Chaque matin, avant l’aube, Aminata parcourait jusqu’à 11 kilomètres en charrette pour aller chercher le bois nécessaire à la préparation des repas. Cette tâche éprouvante lui prenait des heures, au détriment de ses enfants et de sa santé. Les jours de pluie, elle ne pouvait tout simplement pas cuisiner. Comme beaucoup de femmes du Sahel, elle dépendait d’une ressource rare et contraignante.
« On entendait dire que les bouses de vaches pouvaient donner du gaz, mais on n’y avait jamais cru jusqu’à ce qu’on en soit témoin. »
Aminata Dia, agricultrice et mère de famille
Refusant cette fatalité, Aminata s’est mise en quête d’alternatives. Le gaz butane était trop coûteux et peu accessible. Un jour, un mot commence à circuler dans le voisinage : « biodigesteur ». Intriguée, elle se renseigne, mobilise sa communauté et organise une rencontre avec l’entreprise BSB BIO, porteuse de cette technologie. Ce moment marque un tournant.
Le principe est simple : transformer les déjections animales en biogaz pour cuisiner, et en fertilisant pour les champs. Rapidement, les effets sont visibles : disparition des fumées nocives, cour assainie, repas assurés même sous la pluie.

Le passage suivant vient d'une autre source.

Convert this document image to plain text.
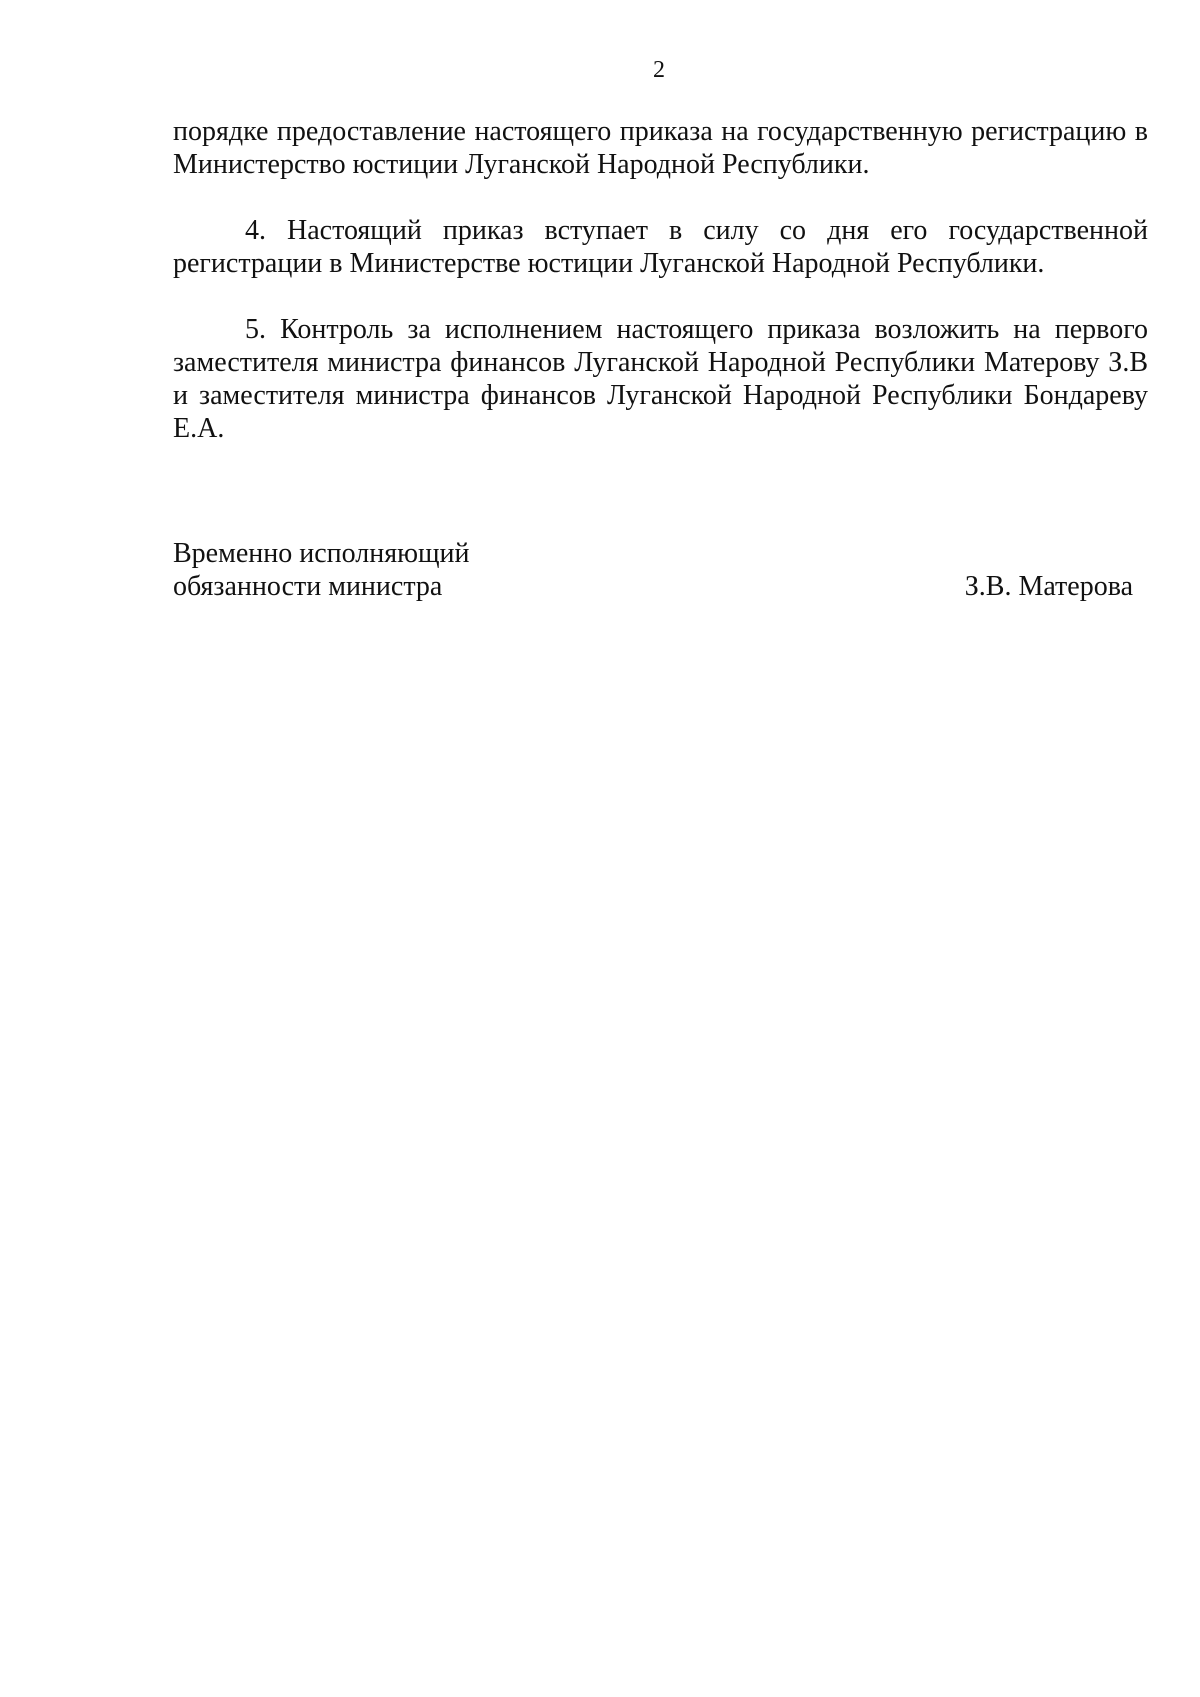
2

порядке предоставление настоящего приказа на государственную регистрацию в Министерство юстиции Луганской Народной Республики.

4. Настоящий приказ вступает в силу со дня его государственной регистрации в Министерстве юстиции Луганской Народной Республики.

5. Контроль за исполнением настоящего приказа возложить на первого заместителя министра финансов Луганской Народной Республики Матерову З.В и заместителя министра финансов Луганской Народной Республики Бондареву Е.А.

Временно исполняющий
обязанности министра	З.В. Матерова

Mais surtout, Aminata gagne du temps – du temps pour ses enfants et pour ses activités.
Car cette solution ne se limite pas à l’accès à l’énergie : elle crée aussi de la valeur. En effet, le biogaz permet de cuisiner sans dépendre du bois, tandis que les résidus issus du biodigesteur peuvent être utilisés comme amendement agricole.
Chaque trimestre, BSB BIO organise la collecte de ce fertilisant. Une partie sert à rembourser l’équipement dans lequel ces femmes ont investi. L’autre est rachetée, générant un revenu direct. Pour Aminata, cela peut représenter jusqu’à 200 000 FCFA par campagne (environ 300 euros). Une source de revenus essentielle, qui lui permet d’équiper son foyer et de mieux subvenir aux besoins de sa famille.

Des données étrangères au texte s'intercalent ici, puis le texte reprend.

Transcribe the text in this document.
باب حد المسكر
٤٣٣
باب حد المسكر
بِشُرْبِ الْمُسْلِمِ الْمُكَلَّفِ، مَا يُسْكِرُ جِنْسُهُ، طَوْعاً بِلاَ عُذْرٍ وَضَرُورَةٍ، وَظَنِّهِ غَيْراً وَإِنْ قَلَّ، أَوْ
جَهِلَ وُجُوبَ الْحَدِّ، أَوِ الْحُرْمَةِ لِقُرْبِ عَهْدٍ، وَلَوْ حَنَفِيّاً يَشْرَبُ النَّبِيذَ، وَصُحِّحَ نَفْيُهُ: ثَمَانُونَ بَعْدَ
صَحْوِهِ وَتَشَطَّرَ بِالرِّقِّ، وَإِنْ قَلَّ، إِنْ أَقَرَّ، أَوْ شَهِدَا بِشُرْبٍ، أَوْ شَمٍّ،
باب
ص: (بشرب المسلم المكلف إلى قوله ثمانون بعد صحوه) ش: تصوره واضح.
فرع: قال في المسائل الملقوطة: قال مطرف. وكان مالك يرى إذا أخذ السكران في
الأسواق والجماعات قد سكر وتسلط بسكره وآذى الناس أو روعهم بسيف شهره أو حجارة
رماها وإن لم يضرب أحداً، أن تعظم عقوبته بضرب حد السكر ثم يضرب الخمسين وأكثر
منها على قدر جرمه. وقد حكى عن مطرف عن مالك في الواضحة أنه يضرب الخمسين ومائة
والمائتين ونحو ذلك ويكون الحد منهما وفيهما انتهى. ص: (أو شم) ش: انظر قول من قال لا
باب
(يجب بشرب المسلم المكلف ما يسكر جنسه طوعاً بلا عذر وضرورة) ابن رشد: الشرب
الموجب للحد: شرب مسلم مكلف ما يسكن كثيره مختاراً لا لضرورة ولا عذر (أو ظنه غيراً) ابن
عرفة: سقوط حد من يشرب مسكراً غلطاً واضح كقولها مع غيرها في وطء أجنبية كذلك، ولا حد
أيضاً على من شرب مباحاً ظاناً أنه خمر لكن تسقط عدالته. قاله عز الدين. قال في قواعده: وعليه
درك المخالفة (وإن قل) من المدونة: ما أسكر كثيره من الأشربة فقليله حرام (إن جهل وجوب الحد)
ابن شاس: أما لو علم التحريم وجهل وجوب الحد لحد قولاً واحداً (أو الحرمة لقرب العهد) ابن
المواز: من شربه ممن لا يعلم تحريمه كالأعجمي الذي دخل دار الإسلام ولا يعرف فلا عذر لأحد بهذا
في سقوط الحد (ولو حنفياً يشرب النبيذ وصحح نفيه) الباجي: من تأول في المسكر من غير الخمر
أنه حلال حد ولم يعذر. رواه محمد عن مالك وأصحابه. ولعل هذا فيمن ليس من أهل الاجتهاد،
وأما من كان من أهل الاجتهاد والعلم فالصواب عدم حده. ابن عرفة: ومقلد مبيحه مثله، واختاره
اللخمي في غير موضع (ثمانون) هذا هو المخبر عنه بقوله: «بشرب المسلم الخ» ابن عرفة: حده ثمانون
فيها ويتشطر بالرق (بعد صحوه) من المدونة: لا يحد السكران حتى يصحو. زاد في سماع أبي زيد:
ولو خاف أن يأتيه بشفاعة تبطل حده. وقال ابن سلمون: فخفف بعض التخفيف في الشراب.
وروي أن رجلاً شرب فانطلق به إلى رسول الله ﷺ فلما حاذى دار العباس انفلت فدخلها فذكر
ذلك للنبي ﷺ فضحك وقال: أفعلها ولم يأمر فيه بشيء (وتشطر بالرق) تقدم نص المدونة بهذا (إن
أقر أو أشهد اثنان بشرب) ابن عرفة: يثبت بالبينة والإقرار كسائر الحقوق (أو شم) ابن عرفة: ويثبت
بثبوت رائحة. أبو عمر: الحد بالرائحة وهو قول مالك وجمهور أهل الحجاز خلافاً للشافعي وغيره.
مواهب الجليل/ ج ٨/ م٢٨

Ce modèle illustre comment une innovation locale peut produire à la fois énergie, revenus et autonomie. Avec le soutien de la Coopération luxembourgeoise via un cofinancement du LuxAid Demonstration Fund, BSB BIO ambitionne désormais de construire 150 nouveaux biodigesteurs à travers le Sénégal.

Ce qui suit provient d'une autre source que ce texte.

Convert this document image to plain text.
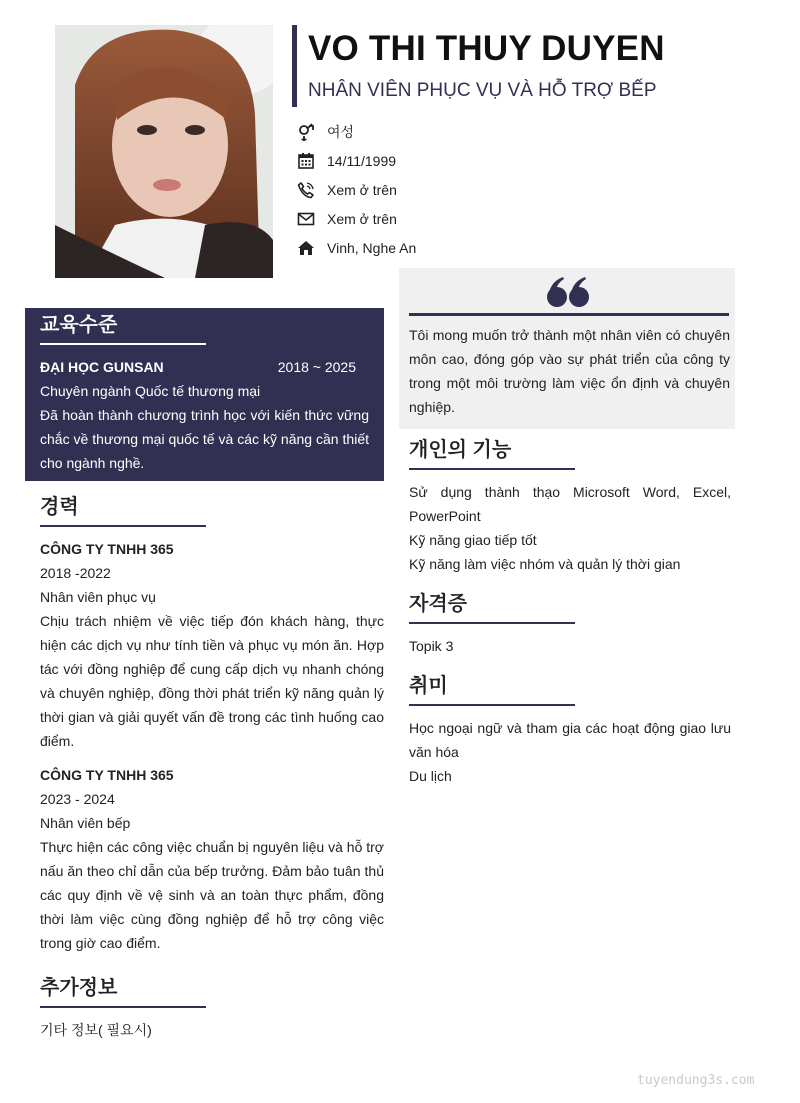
VO THI THUY DUYEN
NHÂN VIÊN PHỤC VỤ VÀ HỖ TRỢ BẾP
여성
14/11/1999
Xem ở trên
Xem ở trên
Vinh, Nghe An
Tôi mong muốn trở thành một nhân viên có chuyên môn cao, đóng góp vào sự phát triển của công ty trong một môi trường làm việc ổn định và chuyên nghiệp.
교육수준
ĐẠI HỌC GUNSAN	2018 ~ 2025

Chuyên ngành Quốc tế thương mại

Đã hoàn thành chương trình học với kiến thức vững chắc về thương mại quốc tế và các kỹ năng cần thiết cho ngành nghề.

경력
CÔNG TY TNHH 365

2018 -2022

Nhân viên phục vụ

Chịu trách nhiệm về việc tiếp đón khách hàng, thực hiện các dịch vụ như tính tiền và phục vụ món ăn. Hợp tác với đồng nghiệp để cung cấp dịch vụ nhanh chóng và chuyên nghiệp, đồng thời phát triển kỹ năng quản lý thời gian và giải quyết vấn đề trong các tình huống cao điểm.

CÔNG TY TNHH 365

2023 - 2024

Nhân viên bếp

Thực hiện các công việc chuẩn bị nguyên liệu và hỗ trợ nấu ăn theo chỉ dẫn của bếp trưởng. Đảm bảo tuân thủ các quy định về vệ sinh và an toàn thực phẩm, đồng thời làm việc cùng đồng nghiệp để hỗ trợ công việc trong giờ cao điểm.

추가정보

기타 정보( 필요시)

개인의 기능

Sử dụng thành thạo Microsoft Word, Excel, PowerPoint

Kỹ năng giao tiếp tốt

Kỹ năng làm việc nhóm và quản lý thời gian

자격증

Topik 3

취미

Học ngoại ngữ và tham gia các hoạt động giao lưu văn hóa

Du lịch

tuyendung3s.com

Derrière chaque installation, il y a bien plus qu’un équipement : une vie facilitée, des ressources créées, et de nouvelles perspectives pour les femmes comme Aminata.
Texte de LuxDev, agence luxembourgeoise pour la Coopération au développement
Photos : Phototigui
Article extrait du dossier du mois « Matières à réflexion »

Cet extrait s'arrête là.